Tuesday, April 3, 2012

I Am In Pain, I Am In A Panic

I got started bright and early making some of my favorite Buffalo Chicken Stuffed Shell. I am going to freeze them and bring them to Mom and Dads for Easter weekend. This is a super easy recipe that even I can handle. Except I think I put to much cayenne pepper in it. Last time I made it I used Frank's red sauce that has cayenne in it already. So I did not have to add what the recipe called for.

This time as I was just getting started when I got horrible cramps. I took an anti-inflammatory right away but it did not do much. I ended up putting the called for cayenne pepper in the recipe with out even thinking about it until it was to late. The shells were already in the freezer and I was all hot a sweaty from the pain when I realized what I did.
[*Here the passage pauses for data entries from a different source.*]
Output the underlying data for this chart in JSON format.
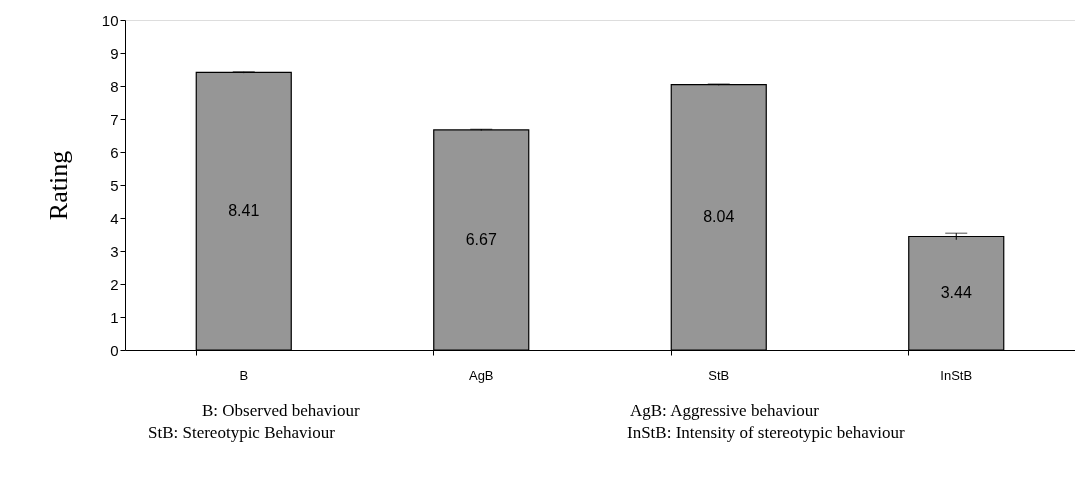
{
  "chart_data": {
    "type": "bar",
    "ylabel": "Rating",
    "categories": [
      "B",
      "AgB",
      "StB",
      "InStB"
    ],
    "values": [
      8.41,
      6.67,
      8.04,
      3.44
    ],
    "errors": [
      0.02,
      0.02,
      0.02,
      0.1
    ],
    "color": "#969696",
    "data_labels": true,
    "ylim": [
      0,
      10
    ],
    "yticks": [
      0,
      1,
      2,
      3,
      4,
      5,
      6,
      7,
      8,
      9,
      10
    ],
    "grid": false,
    "annotations": [
      "B: Observed behaviour",
      "AgB: Aggressive behaviour",
      "StB: Stereotypic Behaviour",
      "InStB: Intensity of stereotypic behaviour"
    ]
  }
}
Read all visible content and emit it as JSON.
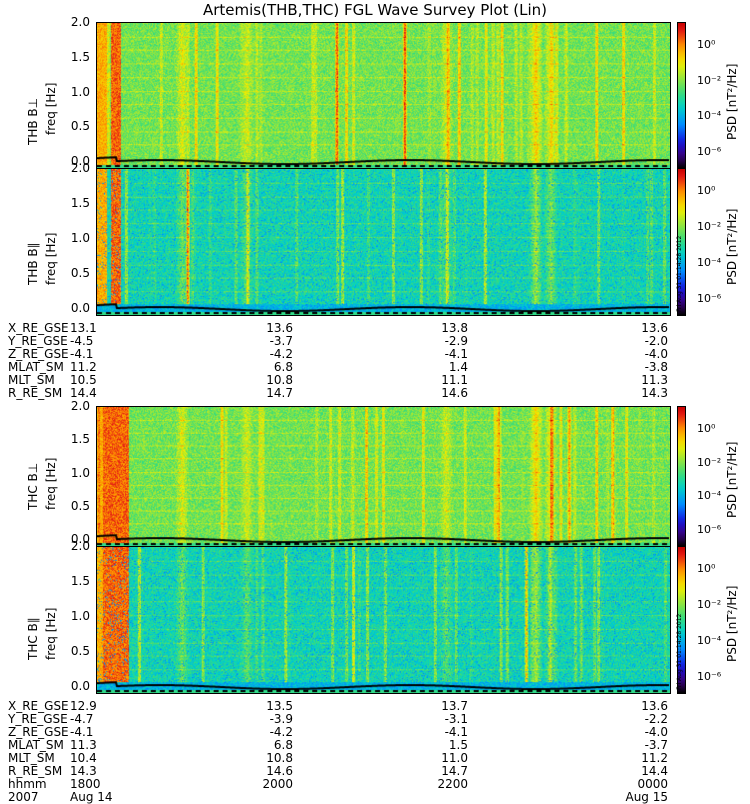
{
  "title": "Artemis(THB,THC) FGL Wave Survey Plot (Lin)",
  "chart_data": [
    {
      "type": "heatmap",
      "panel": "THB B⊥",
      "probe": "THB",
      "component": "B⊥",
      "ylabel": "freq [Hz]",
      "yticks": [
        "2.0",
        "1.5",
        "1.0",
        "0.5",
        "0.0"
      ],
      "ylim": [
        0,
        2.0
      ],
      "colorbar": {
        "label": "PSD [nT²/Hz]",
        "ticks": [
          "10⁰",
          "10⁻²",
          "10⁻⁴",
          "10⁻⁶"
        ],
        "scale": "log"
      }
    },
    {
      "type": "heatmap",
      "panel": "THB B∥",
      "probe": "THB",
      "component": "B∥",
      "ylabel": "freq [Hz]",
      "yticks": [
        "2.0",
        "1.5",
        "1.0",
        "0.5",
        "0.0"
      ],
      "ylim": [
        0,
        2.0
      ],
      "colorbar": {
        "label": "PSD [nT²/Hz]",
        "ticks": [
          "10⁰",
          "10⁻²",
          "10⁻⁴",
          "10⁻⁶"
        ],
        "scale": "log"
      }
    },
    {
      "type": "heatmap",
      "panel": "THC B⊥",
      "probe": "THC",
      "component": "B⊥",
      "ylabel": "freq [Hz]",
      "yticks": [
        "2.0",
        "1.5",
        "1.0",
        "0.5",
        "0.0"
      ],
      "ylim": [
        0,
        2.0
      ],
      "colorbar": {
        "label": "PSD [nT²/Hz]",
        "ticks": [
          "10⁰",
          "10⁻²",
          "10⁻⁴",
          "10⁻⁶"
        ],
        "scale": "log"
      }
    },
    {
      "type": "heatmap",
      "panel": "THC B∥",
      "probe": "THC",
      "component": "B∥",
      "ylabel": "freq [Hz]",
      "yticks": [
        "2.0",
        "1.5",
        "1.0",
        "0.5",
        "0.0"
      ],
      "ylim": [
        0,
        2.0
      ],
      "colorbar": {
        "label": "PSD [nT²/Hz]",
        "ticks": [
          "10⁰",
          "10⁻²",
          "10⁻⁴",
          "10⁻⁶"
        ],
        "scale": "log"
      }
    }
  ],
  "stamp": "Fri Aug 31 01:14:28 2012",
  "ephemeris_thb": {
    "rows": [
      {
        "label": "X_RE_GSE",
        "values": [
          "13.1",
          "13.6",
          "13.8",
          "13.6"
        ]
      },
      {
        "label": "Y_RE_GSE",
        "values": [
          "-4.5",
          "-3.7",
          "-2.9",
          "-2.0"
        ]
      },
      {
        "label": "Z_RE_GSE",
        "values": [
          "-4.1",
          "-4.2",
          "-4.1",
          "-4.0"
        ]
      },
      {
        "label": "MLAT_SM",
        "values": [
          "11.2",
          "6.8",
          "1.4",
          "-3.8"
        ]
      },
      {
        "label": "MLT_SM",
        "values": [
          "10.5",
          "10.8",
          "11.1",
          "11.3"
        ]
      },
      {
        "label": "R_RE_SM",
        "values": [
          "14.4",
          "14.7",
          "14.6",
          "14.3"
        ]
      }
    ]
  },
  "ephemeris_thc": {
    "rows": [
      {
        "label": "X_RE_GSE",
        "values": [
          "12.9",
          "13.5",
          "13.7",
          "13.6"
        ]
      },
      {
        "label": "Y_RE_GSE",
        "values": [
          "-4.7",
          "-3.9",
          "-3.1",
          "-2.2"
        ]
      },
      {
        "label": "Z_RE_GSE",
        "values": [
          "-4.1",
          "-4.2",
          "-4.1",
          "-4.0"
        ]
      },
      {
        "label": "MLAT_SM",
        "values": [
          "11.3",
          "6.8",
          "1.5",
          "-3.7"
        ]
      },
      {
        "label": "MLT_SM",
        "values": [
          "10.4",
          "10.8",
          "11.0",
          "11.2"
        ]
      },
      {
        "label": "R_RE_SM",
        "values": [
          "14.3",
          "14.6",
          "14.7",
          "14.4"
        ]
      },
      {
        "label": "hhmm",
        "values": [
          "1800",
          "2000",
          "2200",
          "0000"
        ]
      }
    ]
  },
  "date_row": {
    "label": "2007",
    "values": [
      "Aug 14",
      "",
      "",
      "Aug 15"
    ]
  }
}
I am so worried nobody will like them. Mom does not like spicy food and I am sure Olivia does not eat spicy foods. Elia may or may not be craving spicy foods at five months pregnant. I am sure the guys will like it. Uggg

Last month I had no cramps at all and this month I have cramps for a day and half and I can't get enough anti-inflammatories in me to get relief. My husband tells me I moan thoughout the night when I am in pain. I called in sick the next day, I felt awful.

I panic! This can't be happening again already. It hurts to lay on my left side. My left ovary feels tender. I wonder if I should call my Dr. and ask about Lupron. I google Lupron and decide I have no interest in putting toxic drugs that will force me into menopause in my body. Some women have multiple surgeries. Like one a year for endo. The surgery I had worked like a miracle. Yet, I do not want to do it again so soon. I am thinking like in another eight years, maybe.
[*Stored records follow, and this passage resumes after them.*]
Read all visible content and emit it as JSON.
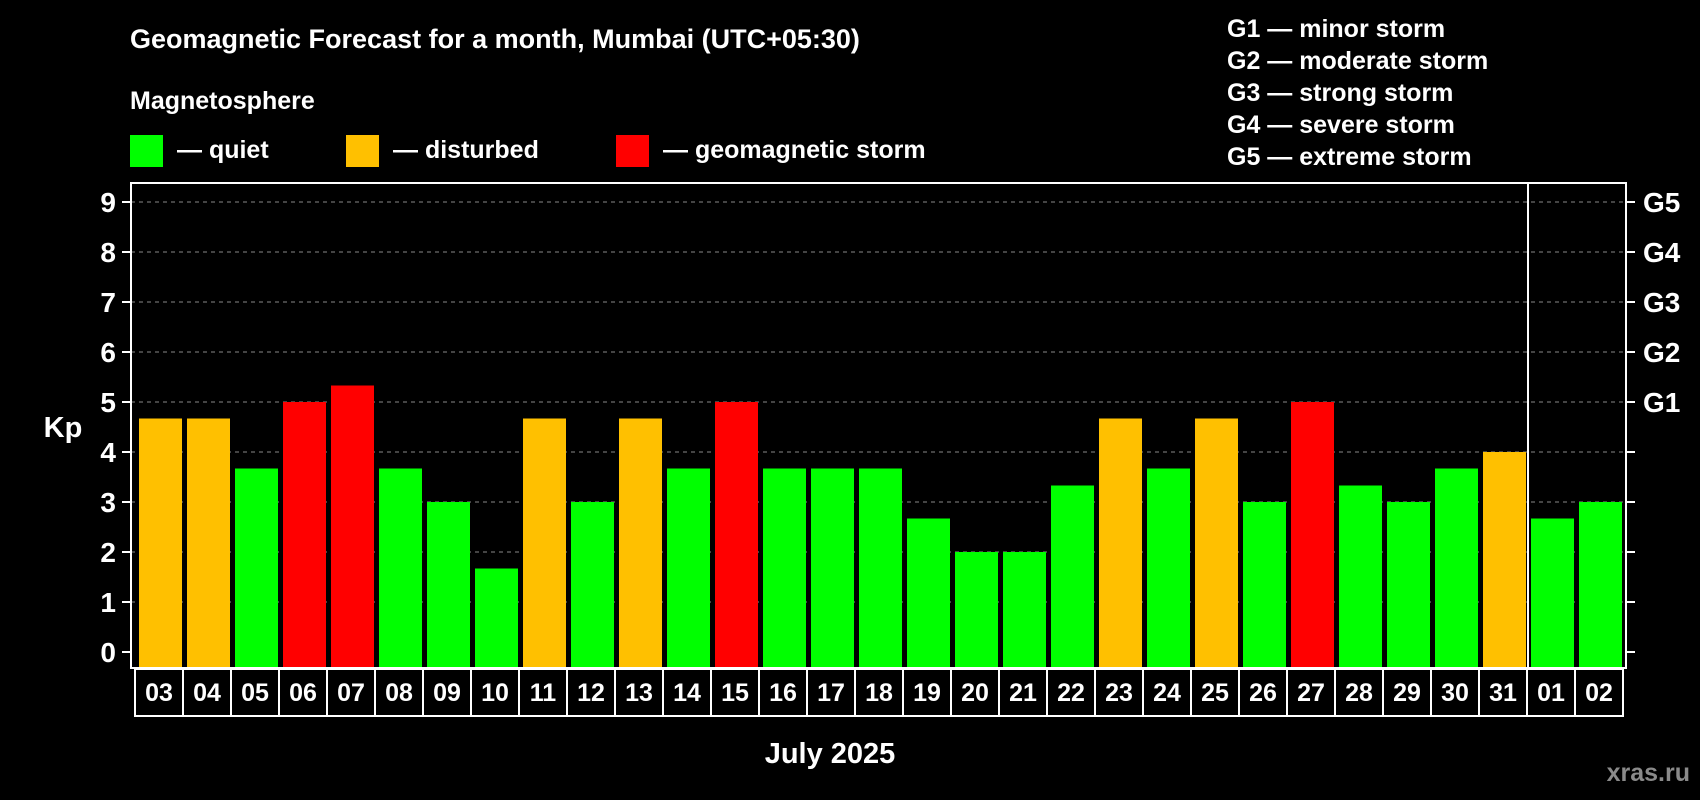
{
  "chart_data": {
    "type": "bar",
    "title": "Geomagnetic Forecast for a month, Mumbai (UTC+05:30)",
    "legend_title": "Magnetosphere",
    "legend": [
      {
        "label": "— quiet",
        "color": "#00ff00"
      },
      {
        "label": "— disturbed",
        "color": "#ffc000"
      },
      {
        "label": "— geomagnetic storm",
        "color": "#ff0000"
      }
    ],
    "storm_scale": [
      "G1 — minor storm",
      "G2 — moderate storm",
      "G3 — strong storm",
      "G4 — severe storm",
      "G5 — extreme storm"
    ],
    "ylabel": "Kp",
    "xlabel": "July 2025",
    "ylim": [
      0,
      9
    ],
    "yticks": [
      "0",
      "1",
      "2",
      "3",
      "4",
      "5",
      "6",
      "7",
      "8",
      "9"
    ],
    "right_axis": [
      {
        "label": "G1",
        "kp": 5
      },
      {
        "label": "G2",
        "kp": 6
      },
      {
        "label": "G3",
        "kp": 7
      },
      {
        "label": "G4",
        "kp": 8
      },
      {
        "label": "G5",
        "kp": 9
      }
    ],
    "grid": "dashed horizontal at each Kp level",
    "month_boundary_after_index": 28,
    "categories": [
      "03",
      "04",
      "05",
      "06",
      "07",
      "08",
      "09",
      "10",
      "11",
      "12",
      "13",
      "14",
      "15",
      "16",
      "17",
      "18",
      "19",
      "20",
      "21",
      "22",
      "23",
      "24",
      "25",
      "26",
      "27",
      "28",
      "29",
      "30",
      "31",
      "01",
      "02"
    ],
    "values": [
      4.67,
      4.67,
      3.67,
      5.0,
      5.33,
      3.67,
      3.0,
      1.67,
      4.67,
      3.0,
      4.67,
      3.67,
      5.0,
      3.67,
      3.67,
      3.67,
      2.67,
      2.0,
      2.0,
      3.33,
      4.67,
      3.67,
      4.67,
      3.0,
      5.0,
      3.33,
      3.0,
      3.67,
      4.0,
      2.67,
      3.0
    ],
    "bar_status": [
      "disturbed",
      "disturbed",
      "quiet",
      "storm",
      "storm",
      "quiet",
      "quiet",
      "quiet",
      "disturbed",
      "quiet",
      "disturbed",
      "quiet",
      "storm",
      "quiet",
      "quiet",
      "quiet",
      "quiet",
      "quiet",
      "quiet",
      "quiet",
      "disturbed",
      "quiet",
      "disturbed",
      "quiet",
      "storm",
      "quiet",
      "quiet",
      "quiet",
      "disturbed",
      "quiet",
      "quiet"
    ],
    "status_colors": {
      "quiet": "#00ff00",
      "disturbed": "#ffc000",
      "storm": "#ff0000"
    }
  },
  "watermark": "xras.ru"
}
I google endometriosis cures and find many people have found relief with Acupuncture and Oriental Medicine. I have another 10-15 years of cycles ahead of me. I have nothing to loose. I am going to give it a try. I found a clinic that specializes in women's fertility issues and made an appointment.

I don't know anyone who was able to achieve pregnancy with these methods. That is not why I am doing it. I have to find a way to manage this pain. So I can live my beautiful life without fear and not miss work every month.